Studies were carried out on 4% paraformaldehyde (PFA)-fixed, paraffin embedded human colonic biopsies and mouse intestinal tissue samples, sectioned at 5 µm. Slides were deparaffinized in xylene, and rehydrated with decreasing concentrations of ethanol according to standard methods. Tissue sections were submerged to HIER antigen retrieval in Target Retrieval Solution pH 6.0 (Agilent/Dako, S3022) for 20 min in a domestic microwave oven. Slides were allowed to cool for 45 min at room temperature before rinsing in wash buffer Tris-Buffered Saline Tween-20 (TBST, pH 7.4).
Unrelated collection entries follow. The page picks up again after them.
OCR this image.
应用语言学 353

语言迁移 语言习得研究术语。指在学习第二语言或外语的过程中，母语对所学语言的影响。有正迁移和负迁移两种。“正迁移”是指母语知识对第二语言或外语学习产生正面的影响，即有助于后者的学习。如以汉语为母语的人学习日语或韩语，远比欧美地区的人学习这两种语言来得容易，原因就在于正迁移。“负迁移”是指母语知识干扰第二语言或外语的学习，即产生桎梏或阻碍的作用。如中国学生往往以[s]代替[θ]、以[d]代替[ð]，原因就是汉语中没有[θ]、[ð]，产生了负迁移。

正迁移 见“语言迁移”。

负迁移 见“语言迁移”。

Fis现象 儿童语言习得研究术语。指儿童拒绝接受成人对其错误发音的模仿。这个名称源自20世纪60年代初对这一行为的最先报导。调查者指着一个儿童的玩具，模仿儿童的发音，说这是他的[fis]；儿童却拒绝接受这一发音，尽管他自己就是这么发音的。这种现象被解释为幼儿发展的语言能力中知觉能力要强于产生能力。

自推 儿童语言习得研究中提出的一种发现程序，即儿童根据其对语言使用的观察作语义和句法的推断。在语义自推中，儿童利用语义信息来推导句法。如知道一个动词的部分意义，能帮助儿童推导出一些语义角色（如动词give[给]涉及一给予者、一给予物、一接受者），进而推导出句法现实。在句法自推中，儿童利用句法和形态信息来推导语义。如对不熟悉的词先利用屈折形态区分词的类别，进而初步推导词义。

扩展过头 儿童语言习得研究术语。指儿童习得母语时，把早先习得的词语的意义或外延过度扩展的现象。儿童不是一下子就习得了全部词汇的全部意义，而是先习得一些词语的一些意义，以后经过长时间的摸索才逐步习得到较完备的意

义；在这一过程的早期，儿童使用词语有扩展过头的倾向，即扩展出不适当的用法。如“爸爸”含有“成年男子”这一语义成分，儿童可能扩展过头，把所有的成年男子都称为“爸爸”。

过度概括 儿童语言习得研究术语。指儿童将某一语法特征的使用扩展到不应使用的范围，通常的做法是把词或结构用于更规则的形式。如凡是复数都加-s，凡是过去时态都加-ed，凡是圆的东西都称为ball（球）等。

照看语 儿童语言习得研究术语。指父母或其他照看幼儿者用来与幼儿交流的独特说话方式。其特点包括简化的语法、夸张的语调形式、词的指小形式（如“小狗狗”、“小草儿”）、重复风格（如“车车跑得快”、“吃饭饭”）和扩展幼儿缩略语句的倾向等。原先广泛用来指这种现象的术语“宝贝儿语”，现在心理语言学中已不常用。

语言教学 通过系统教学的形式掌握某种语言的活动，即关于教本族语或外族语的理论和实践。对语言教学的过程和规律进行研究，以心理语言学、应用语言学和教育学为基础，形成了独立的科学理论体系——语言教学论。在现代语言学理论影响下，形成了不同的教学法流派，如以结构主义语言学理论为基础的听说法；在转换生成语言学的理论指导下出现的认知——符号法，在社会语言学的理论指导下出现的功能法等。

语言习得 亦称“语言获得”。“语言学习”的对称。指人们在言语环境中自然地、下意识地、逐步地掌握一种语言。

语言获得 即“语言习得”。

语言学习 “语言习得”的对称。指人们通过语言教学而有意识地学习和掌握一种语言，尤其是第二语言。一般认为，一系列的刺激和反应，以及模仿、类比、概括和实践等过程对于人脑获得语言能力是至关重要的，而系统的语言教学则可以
Sections were blocked with 5% donkey serum (Jackson ImmunoResearch Laboratories, 017-000-001) + 5% BSA (Sigma-Aldrich, A9418) in TBST for 1 h prior to primary antibodies incubation at 4 °C overnight. Negative controls were incubated with the appropriate IgG fractions as isotope controls. All incubation steps were performed in a dark moist chamber at room temperature. After 10 min of TBST wash secondary antibodies were applied for 30 min. Followed by another TBST wash, DAPI (Thermo Fisher Scientific, D1306, 0.75 µg ml-1) was added to the slides for 15 min as a nuclei counter stain. Sections were rinsed again with TBST before mounting with Vectashield mounting medium (Vector Lab, Inc., USA, VECH-1000).
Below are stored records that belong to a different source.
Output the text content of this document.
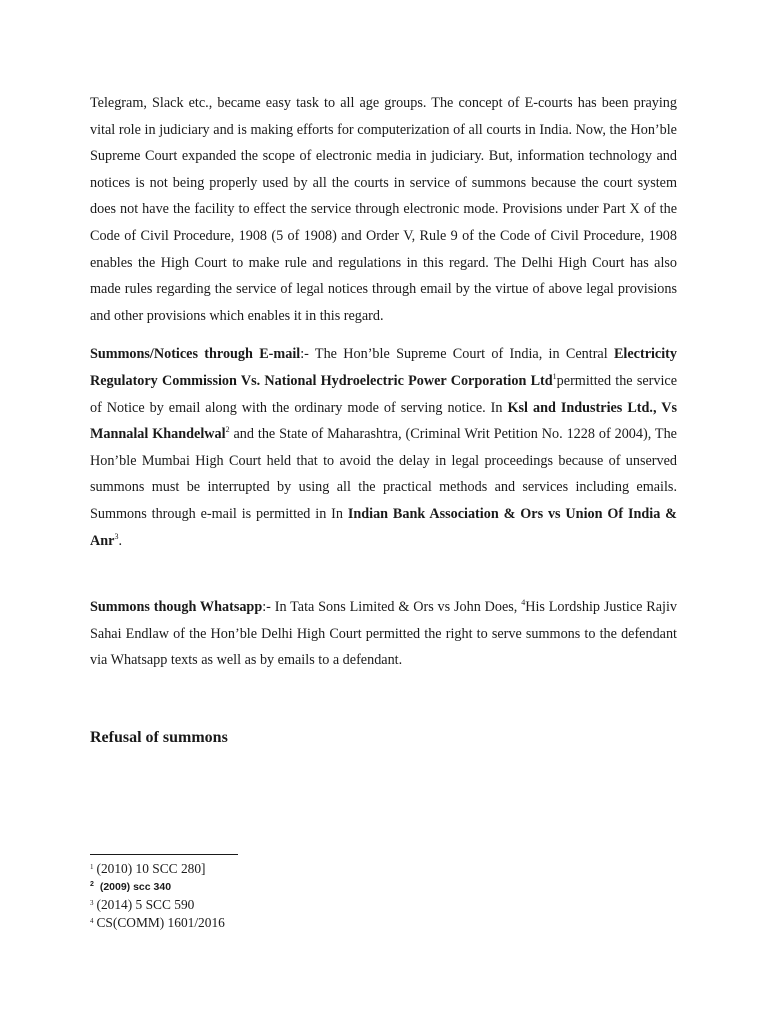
Telegram, Slack etc., became easy task to all age groups. The concept of E-courts has been praying vital role in judiciary and is making efforts for computerization of all courts in India. Now, the Hon’ble Supreme Court expanded the scope of electronic media in judiciary. But, information technology and notices is not being properly used by all the courts in service of summons because the court system does not have the facility to effect the service through electronic mode. Provisions under Part X of the Code of Civil Procedure, 1908 (5 of 1908) and Order V, Rule 9 of the Code of Civil Procedure, 1908 enables the High Court to make rule and regulations in this regard. The Delhi High Court has also made rules regarding the service of legal notices through email by the virtue of above legal provisions and other provisions which enables it in this regard.

Summons/Notices through E-mail:- The Hon’ble Supreme Court of India, in Central Electricity Regulatory Commission Vs. National Hydroelectric Power Corporation Ltd$^1$permitted the service of Notice by email along with the ordinary mode of serving notice. In Ksl and Industries Ltd., Vs Mannalal Khandelwal$^2$ and the State of Maharashtra, (Criminal Writ Petition No. 1228 of 2004), The Hon’ble Mumbai High Court held that to avoid the delay in legal proceedings because of unserved summons must be interrupted by using all the practical methods and services including emails. Summons through e-mail is permitted in In Indian Bank Association & Ors vs Union Of India & Anr$^3$.

Summons though Whatsapp:- In Tata Sons Limited & Ors vs John Does, $^4$His Lordship Justice Rajiv Sahai Endlaw of the Hon’ble Delhi High Court permitted the right to serve summons to the defendant via Whatsapp texts as well as by emails to a defendant.

Refusal of summons
$^1$ (2010) 10 SCC 280]
$^2$ (2009) scc 340
$^3$ (2014) 5 SCC 590
$^4$ CS(COMM) 1601/2016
The following primary antibodies were used: monoclonal rabbit anti-human CD89 (Abcam USA, ab124717, 0.5 µg µl−1), monoclonal rat anti-mouse CD11b/ITGAM (M1/70) (Cell Signaling USA, 46512, 1.25 µg ml−1), monoclonal mouse anti-human CD68 (clone Kp1) (DakoCytomation, M0814, 1.17 µg ml−1), negative rabbit IgG (Calbiochem, NI01), mouse IgG 1 control (Calbiochem, NI03), and rat IgG2b (Invitrogen, 14-4321-81). Cy-3 donkey anti-rabbit IgG (H + L) (Jackson ImmunoResearch Laboratories, 711-165-152, 3.5 µg ml−1) and Alexa Fluor 488 donkey anti-rat IgG (H + L) (Jackson ImmunoResearch Laboratories, 712-545-150, 1.4 µg ml−1) and Alexa 488 donkey anti-mouse IgG (H + L), (Jackson ImmunoResearch Laboratories, 715-454-150, 1.75 µg ml−1) were used as secondary antibodies. Nuclei were counterstained with DAPI (Thermo Fisher Scientific, D1306, 0.75 µg ml−1). All antibodies were diluted with Dako Cytomation Antibody Diluent with Background Reducing Components (Dako, S3022).
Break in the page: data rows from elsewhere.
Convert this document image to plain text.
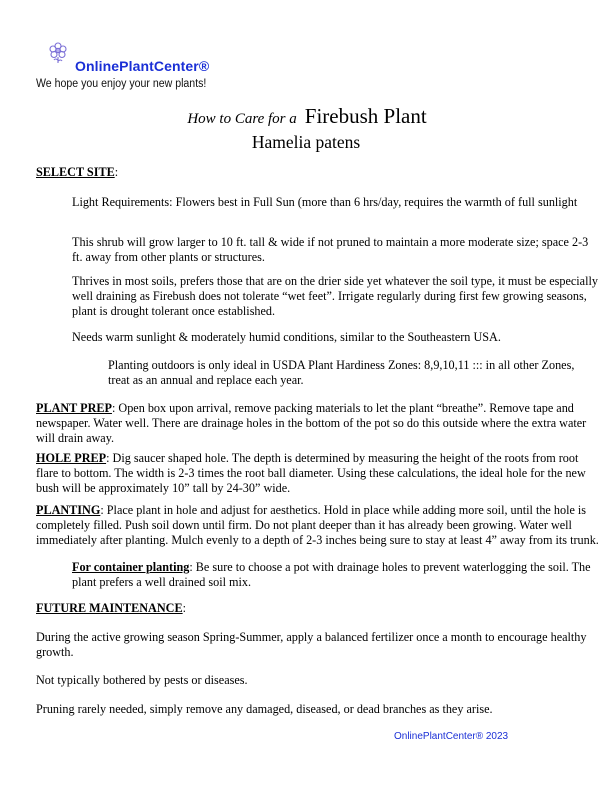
OnlinePlantCenter®
We hope you enjoy your new plants!
How to Care for a Firebush Plant
Hamelia patens
SELECT SITE:
Light Requirements: Flowers best in Full Sun (more than 6 hrs/day, requires the warmth of full sunlight
This shrub will grow larger to 10 ft. tall & wide if not pruned to maintain a more moderate size; space 2-3 ft. away from other plants or structures.
Thrives in most soils, prefers those that are on the drier side yet whatever the soil type, it must be especially well draining as Firebush does not tolerate “wet feet”. Irrigate regularly during first few growing seasons, plant is drought tolerant once established.
Needs warm sunlight & moderately humid conditions, similar to the Southeastern USA.
Planting outdoors is only ideal in USDA Plant Hardiness Zones: 8,9,10,11 ::: in all other Zones, treat as an annual and replace each year.
PLANT PREP: Open box upon arrival, remove packing materials to let the plant “breathe”. Remove tape and newspaper. Water well. There are drainage holes in the bottom of the pot so do this outside where the extra water will drain away.
HOLE PREP: Dig saucer shaped hole. The depth is determined by measuring the height of the roots from root flare to bottom. The width is 2-3 times the root ball diameter. Using these calculations, the ideal hole for the new bush will be approximately 10” tall by 24-30” wide.
PLANTING: Place plant in hole and adjust for aesthetics. Hold in place while adding more soil, until the hole is completely filled. Push soil down until firm. Do not plant deeper than it has already been growing. Water well immediately after planting. Mulch evenly to a depth of 2-3 inches being sure to stay at least 4” away from its trunk.
For container planting: Be sure to choose a pot with drainage holes to prevent waterlogging the soil. The plant prefers a well drained soil mix.
FUTURE MAINTENANCE:
During the active growing season Spring-Summer, apply a balanced fertilizer once a month to encourage healthy growth.
Not typically bothered by pests or diseases.
Pruning rarely needed, simply remove any damaged, diseased, or dead branches as they arise.
OnlinePlantCenter® 2023
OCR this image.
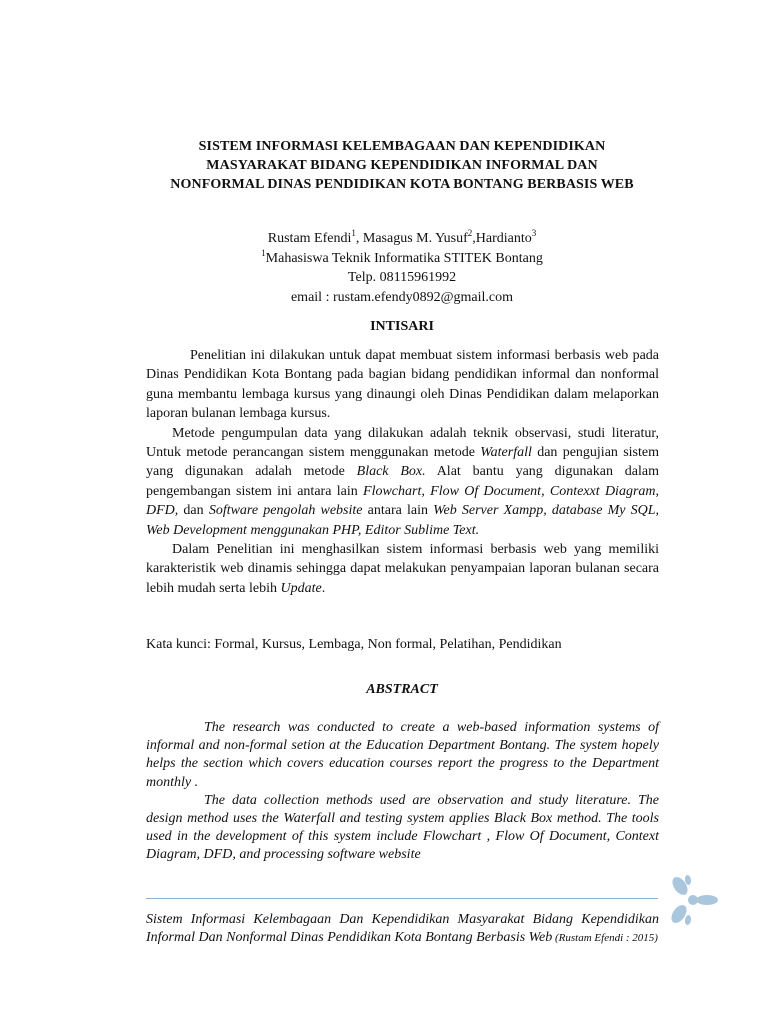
SISTEM INFORMASI KELEMBAGAAN DAN KEPENDIDIKAN
MASYARAKAT BIDANG KEPENDIDIKAN INFORMAL DAN
NONFORMAL DINAS PENDIDIKAN KOTA BONTANG BERBASIS WEB
Rustam Efendi$^1$, Masagus M. Yusuf$^2$,Hardianto$^3$
$^1$Mahasiswa Teknik Informatika STITEK Bontang
Telp. 08115961992
email : rustam.efendy0892@gmail.com
INTISARI

Penelitian ini dilakukan untuk dapat membuat sistem informasi berbasis web pada Dinas Pendidikan Kota Bontang pada bagian bidang pendidikan informal dan nonformal guna membantu lembaga kursus yang dinaungi oleh Dinas Pendidikan dalam melaporkan laporan bulanan lembaga kursus.

Metode pengumpulan data yang dilakukan adalah teknik observasi, studi literatur, Untuk metode perancangan sistem menggunakan metode Waterfall dan pengujian sistem yang digunakan adalah metode Black Box. Alat bantu yang digunakan dalam pengembangan sistem ini antara lain Flowchart, Flow Of Document, Contexxt Diagram, DFD, dan Software pengolah website antara lain Web Server Xampp, database My SQL, Web Development menggunakan PHP, Editor Sublime Text.

Dalam Penelitian ini menghasilkan sistem informasi berbasis web yang memiliki karakteristik web dinamis sehingga dapat melakukan penyampaian laporan bulanan secara lebih mudah serta lebih Update.

Kata kunci: Formal, Kursus, Lembaga, Non formal, Pelatihan, Pendidikan
ABSTRACT

The research was conducted to create a web-based information systems of informal and non-formal setion at the Education Department Bontang. The system hopely helps the section which covers education courses report the progress to the Department monthly .

The data collection methods used are observation and study literature. The design method uses the Waterfall and testing system applies Black Box method. The tools used in the development of this system include Flowchart , Flow Of Document, Context Diagram, DFD, and processing software website

Sistem Informasi Kelembagaan Dan Kependidikan Masyarakat Bidang Kependidikan Informal Dan Nonformal Dinas Pendidikan Kota Bontang Berbasis Web (Rustam Efendi : 2015)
To acquire and analyze computerized images of sections, a Leica DM4000 B microscope (Leica Cambridge Ltd) equipped with Leica K5 Video camera (Leica Cambridge Ltd) were used.

Statistical analysis

Patients were recruited prospectively for the individual groups. As no a priori comparison and hypothesis were made on group differences, no statistical methods were used to pre-determine sample sizes. However, our sample sizes are similar to those reported in previous publications29,30,31,32. The sample size was sufficient to demonstrate statistical significance in comparisons between the different experimental groups (non-IBD versus inactive/ active UC). With exception of their genotype, mice were randomly assigned to respective treatment groups and histological scoring was done double-blinded. Data collection, statistical analysis and visualization utilized Microsoft Excel (16.16.27) GraphPad Prism (8.4.0) and CorelDRAW 2021 (23.1.0.389). We generally assumed non-normal distribution, but this was not formally tested. Testing for statistical significance always employed two-tailed tests if not stated otherwise. Details of the statistical tests used are provided in the manuscript and figure legends. P values less than or equal to 0.05 were considered significant.

Reporting summary

Further information on research design is available in the Nature Portfolio Reporting Summary linked to this article.